今回はラナさんのお願いだったからクワリンパを助けるために実行したが、今度からはもう少し手段を選ぶことにしよう。


「まあ、完全治癒と帰宅部のスキル、どっちも極大攻撃以上に相手が至近距離にいないといけないスキルだからなあ」


クワリンパを俺に密着状態にさせるには、あれくらいしかアイデアがなかったので仕方なかったのである。

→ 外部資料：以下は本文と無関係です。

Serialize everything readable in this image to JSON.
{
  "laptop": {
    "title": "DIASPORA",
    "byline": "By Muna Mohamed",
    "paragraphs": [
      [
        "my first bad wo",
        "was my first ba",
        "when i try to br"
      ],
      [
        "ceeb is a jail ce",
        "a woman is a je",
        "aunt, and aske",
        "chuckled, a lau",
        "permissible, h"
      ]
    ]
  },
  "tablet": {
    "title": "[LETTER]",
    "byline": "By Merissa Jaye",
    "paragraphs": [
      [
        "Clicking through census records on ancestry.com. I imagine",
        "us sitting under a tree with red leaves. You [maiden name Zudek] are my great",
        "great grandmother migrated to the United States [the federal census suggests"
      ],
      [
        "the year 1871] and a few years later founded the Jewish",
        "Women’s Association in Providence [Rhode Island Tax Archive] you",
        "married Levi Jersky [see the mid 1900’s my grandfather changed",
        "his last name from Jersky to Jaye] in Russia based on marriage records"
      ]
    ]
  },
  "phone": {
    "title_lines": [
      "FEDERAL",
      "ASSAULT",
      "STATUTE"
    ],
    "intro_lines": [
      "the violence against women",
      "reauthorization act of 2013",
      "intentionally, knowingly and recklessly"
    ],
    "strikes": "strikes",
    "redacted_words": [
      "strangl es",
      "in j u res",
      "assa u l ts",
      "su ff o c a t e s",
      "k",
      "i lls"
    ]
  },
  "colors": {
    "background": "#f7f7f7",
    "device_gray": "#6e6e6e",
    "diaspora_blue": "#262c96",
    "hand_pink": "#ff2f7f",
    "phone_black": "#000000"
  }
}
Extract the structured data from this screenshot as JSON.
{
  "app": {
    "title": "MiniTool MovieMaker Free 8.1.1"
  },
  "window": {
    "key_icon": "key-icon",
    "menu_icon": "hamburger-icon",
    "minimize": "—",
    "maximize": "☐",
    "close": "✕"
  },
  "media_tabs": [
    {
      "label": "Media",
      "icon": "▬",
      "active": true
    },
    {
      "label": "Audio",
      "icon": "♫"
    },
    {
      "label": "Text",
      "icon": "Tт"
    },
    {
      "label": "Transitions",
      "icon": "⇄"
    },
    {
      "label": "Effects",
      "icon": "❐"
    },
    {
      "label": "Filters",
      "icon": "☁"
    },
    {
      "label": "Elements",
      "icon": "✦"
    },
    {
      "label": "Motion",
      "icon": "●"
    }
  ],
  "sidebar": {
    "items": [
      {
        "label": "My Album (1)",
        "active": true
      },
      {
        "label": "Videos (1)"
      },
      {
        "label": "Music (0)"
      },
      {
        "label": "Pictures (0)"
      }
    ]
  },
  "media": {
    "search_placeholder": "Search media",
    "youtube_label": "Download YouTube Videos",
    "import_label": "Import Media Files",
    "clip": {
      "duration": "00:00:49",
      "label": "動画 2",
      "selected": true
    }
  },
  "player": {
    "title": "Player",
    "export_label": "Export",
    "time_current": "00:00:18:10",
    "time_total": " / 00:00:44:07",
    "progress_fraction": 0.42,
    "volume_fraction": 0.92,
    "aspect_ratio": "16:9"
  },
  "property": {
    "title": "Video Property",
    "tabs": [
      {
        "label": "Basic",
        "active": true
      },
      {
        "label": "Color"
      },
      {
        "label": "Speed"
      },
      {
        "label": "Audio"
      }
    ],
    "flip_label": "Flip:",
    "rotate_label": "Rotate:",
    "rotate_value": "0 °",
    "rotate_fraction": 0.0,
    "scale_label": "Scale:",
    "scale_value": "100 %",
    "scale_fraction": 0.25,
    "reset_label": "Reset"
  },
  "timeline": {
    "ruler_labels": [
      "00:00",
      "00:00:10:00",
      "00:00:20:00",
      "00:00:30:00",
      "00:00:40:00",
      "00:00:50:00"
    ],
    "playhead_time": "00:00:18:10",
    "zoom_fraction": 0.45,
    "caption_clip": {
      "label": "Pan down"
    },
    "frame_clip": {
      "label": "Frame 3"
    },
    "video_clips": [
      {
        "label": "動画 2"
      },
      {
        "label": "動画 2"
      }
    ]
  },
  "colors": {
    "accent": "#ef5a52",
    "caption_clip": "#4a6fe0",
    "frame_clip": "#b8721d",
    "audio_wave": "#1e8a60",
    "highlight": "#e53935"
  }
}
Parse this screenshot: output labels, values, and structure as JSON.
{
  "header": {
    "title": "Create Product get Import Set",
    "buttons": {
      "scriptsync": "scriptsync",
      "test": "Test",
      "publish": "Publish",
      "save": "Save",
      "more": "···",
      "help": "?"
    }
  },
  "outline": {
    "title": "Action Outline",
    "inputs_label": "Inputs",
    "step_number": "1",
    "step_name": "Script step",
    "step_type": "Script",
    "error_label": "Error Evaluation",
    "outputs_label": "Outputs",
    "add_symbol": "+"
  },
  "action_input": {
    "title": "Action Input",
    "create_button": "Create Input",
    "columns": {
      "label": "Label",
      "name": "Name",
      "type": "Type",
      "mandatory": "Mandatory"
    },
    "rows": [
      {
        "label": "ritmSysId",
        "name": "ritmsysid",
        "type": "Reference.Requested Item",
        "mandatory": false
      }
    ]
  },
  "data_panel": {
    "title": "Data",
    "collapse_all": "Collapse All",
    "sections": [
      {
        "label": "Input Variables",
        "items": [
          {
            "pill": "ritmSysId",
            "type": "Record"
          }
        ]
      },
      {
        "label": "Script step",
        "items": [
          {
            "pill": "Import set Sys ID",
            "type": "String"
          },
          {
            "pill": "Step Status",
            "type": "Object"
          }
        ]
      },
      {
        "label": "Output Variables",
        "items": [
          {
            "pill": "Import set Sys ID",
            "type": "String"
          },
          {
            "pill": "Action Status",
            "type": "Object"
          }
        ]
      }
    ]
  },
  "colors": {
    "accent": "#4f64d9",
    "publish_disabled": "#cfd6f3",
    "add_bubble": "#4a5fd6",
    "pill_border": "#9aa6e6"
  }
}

「クワリンパは魔王とやらの術にかかって正気じゃなかったみたいだし、それに公爵の城を襲撃してしまったら、この領地にいることは出来ないだろう」


だから、治療させるのと同時に宿へと戻って来たというわけだ。


騎士団たちには俺たちがどこに行ったのか。生きているのかどうかすら不明なはずである。


その混乱の内に姿を消すのだ。


うまく行けば相討ちになった、とでも解釈してくれるだろう。


「でも、本当に宜しいのですか? 御主人様には、その修行があるのでは・・・。クワリンパちゃんを助け欲しいというのも、もとはと言えば私のわがままで・・・」


「いいんだよ」


俺は言い切る。だって、もともとこの領地からはその内出て行こうと思ってたからな。


「公爵に目を付けられたみたいだったしな。今はダークオークを倒したから、っていうことかもしれないが・・・、俺がバカ息子・・・ジキトラを殺したことは事実なんだ。いつどこからバレるとも限らなかった」


だから潮時だったわけである。今回は丁度良い機会だ。


「ま、とりあえず細かいことは後だ。今はさっさとこの場所を引き払わないといけない。クワリンパもその内目を覚ますだろうから、そうしたらすぐに出発しよう。ラナさん、準備をお願い」


「はい、分かりました!」


ラナさんは元気よく返事をすると、宿に残していた私物を手早くまとめ始める。


俺は・・・俺はとりあえずそんなラナさんを眺めることにした。


サボれる時にサボるのが俺の心情である。


・・・はぁ、まったく、あまりサボれてないなあ、というのが異世界に転生して来てからの俺の反省点である。


「御主人様、ご主人様」


ん? ラナさんの声がすぐ近くから聞こえて来たので俺は顔を上げる。


すると、ラナさんが突然キスをしてきた。


俺が驚いていると、ラナさんが女神のように微笑みながら、


「もうお昼ですよ? そろそろ今日のキスの時間です」


そうささやくと、もう一度俺の唇に、彼女の唇を重ねたのである。